Sunday, December 22, 2019

The Alphabet Game by Heidi Slettedahl

In the absence of billboards I always find the same J.
A sullen part of the journey, the sign my only savior.
          I don’t remember the name, just that it’s there,
          engraved on the Adopt-a-Highway face.

In memory of someone.

Enough to push me past the tricky letter, move me on.
Road construction and closed lanes,
a truck always in front, always slow, impossible to pass.

Kay Ell Emm Enn Oh Pee

I listen to the radio, as it secures its sound and then retreats, impossible to hold
until the exit to Rochester,
where the Qs and Xs and Zs are easy to find.
I always get to the end before I stop, liquor stores and plazas helping out.

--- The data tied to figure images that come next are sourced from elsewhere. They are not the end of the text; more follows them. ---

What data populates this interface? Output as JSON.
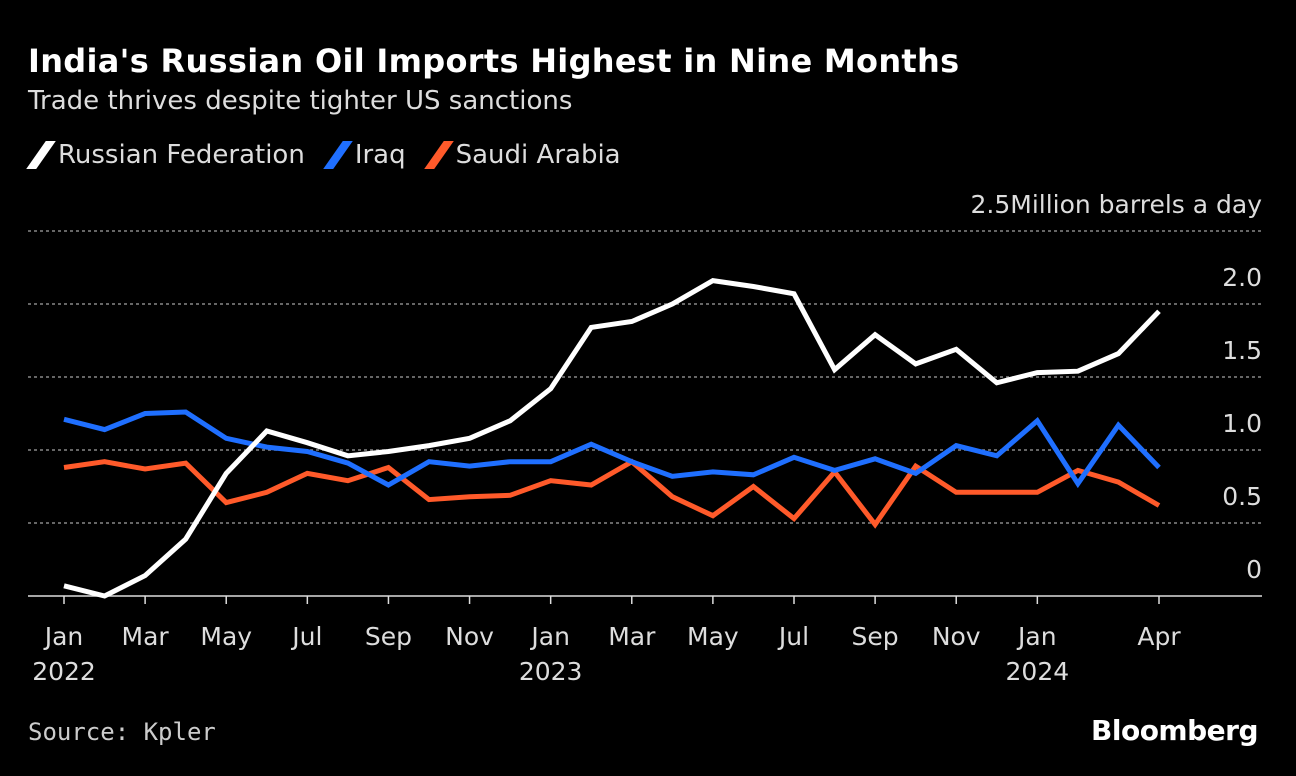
{
  "chart_data": {
    "type": "line",
    "title": "India's Russian Oil Imports Highest in Nine Months",
    "subtitle": "Trade thrives despite tighter US sanctions",
    "unit_label": "Million barrels a day",
    "ylim": [
      0,
      2.5
    ],
    "yticks": [
      0,
      0.5,
      1.0,
      1.5,
      2.0,
      2.5
    ],
    "ytick_labels": [
      "0",
      "0.5",
      "1.0",
      "1.5",
      "2.0",
      "2.5"
    ],
    "grid": true,
    "legend_position": "top-left",
    "x": [
      "2022-01",
      "2022-02",
      "2022-03",
      "2022-04",
      "2022-05",
      "2022-06",
      "2022-07",
      "2022-08",
      "2022-09",
      "2022-10",
      "2022-11",
      "2022-12",
      "2023-01",
      "2023-02",
      "2023-03",
      "2023-04",
      "2023-05",
      "2023-06",
      "2023-07",
      "2023-08",
      "2023-09",
      "2023-10",
      "2023-11",
      "2023-12",
      "2024-01",
      "2024-02",
      "2024-03",
      "2024-04"
    ],
    "xticks": [
      {
        "index": 0,
        "month": "Jan",
        "year": "2022"
      },
      {
        "index": 2,
        "month": "Mar"
      },
      {
        "index": 4,
        "month": "May"
      },
      {
        "index": 6,
        "month": "Jul"
      },
      {
        "index": 8,
        "month": "Sep"
      },
      {
        "index": 10,
        "month": "Nov"
      },
      {
        "index": 12,
        "month": "Jan",
        "year": "2023"
      },
      {
        "index": 14,
        "month": "Mar"
      },
      {
        "index": 16,
        "month": "May"
      },
      {
        "index": 18,
        "month": "Jul"
      },
      {
        "index": 20,
        "month": "Sep"
      },
      {
        "index": 22,
        "month": "Nov"
      },
      {
        "index": 24,
        "month": "Jan",
        "year": "2024"
      },
      {
        "index": 27,
        "month": "Apr"
      }
    ],
    "series": [
      {
        "name": "Russian Federation",
        "color": "#ffffff",
        "values": [
          0.07,
          0.0,
          0.14,
          0.39,
          0.84,
          1.13,
          1.05,
          0.96,
          0.99,
          1.03,
          1.08,
          1.2,
          1.42,
          1.84,
          1.88,
          2.0,
          2.16,
          2.12,
          2.07,
          1.55,
          1.79,
          1.59,
          1.69,
          1.46,
          1.53,
          1.54,
          1.66,
          1.95
        ]
      },
      {
        "name": "Iraq",
        "color": "#1f6fff",
        "values": [
          1.21,
          1.14,
          1.25,
          1.26,
          1.08,
          1.02,
          0.99,
          0.91,
          0.76,
          0.92,
          0.89,
          0.92,
          0.92,
          1.04,
          0.92,
          0.82,
          0.85,
          0.83,
          0.95,
          0.86,
          0.94,
          0.84,
          1.03,
          0.96,
          1.2,
          0.77,
          1.17,
          0.88
        ]
      },
      {
        "name": "Saudi Arabia",
        "color": "#ff5a2a",
        "values": [
          0.88,
          0.92,
          0.87,
          0.91,
          0.64,
          0.71,
          0.84,
          0.79,
          0.88,
          0.66,
          0.68,
          0.69,
          0.79,
          0.76,
          0.92,
          0.68,
          0.55,
          0.75,
          0.53,
          0.85,
          0.49,
          0.89,
          0.71,
          0.71,
          0.71,
          0.86,
          0.78,
          0.62
        ]
      }
    ]
  },
  "source": "Source: Kpler",
  "logo": "Bloomberg"
}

A left at Mayo, a right to parking.
They trust the families to pay the fees, at night.

Sometimes I shave a half an hour off the fee,
the envelope still heavy with quarters and fat with dollar bills.

Sometimes I don’t pay at all.
Leave the honor system behind.
Become the bad girl I never was.

If you knew you’d be there daily, you’d buy the weekly pass.

I should have bought the weekly pass.

I wish there were a monthly one.


I wish.



Heidi Slettedahl is an academic and a US-UK dual national who goes by a slightly different name professionally. She has been published sporadically in small literary journals, most recently by Picaroon Poetry, Vita Brevis, Dream Noir and I Want You to See This Before I Leave.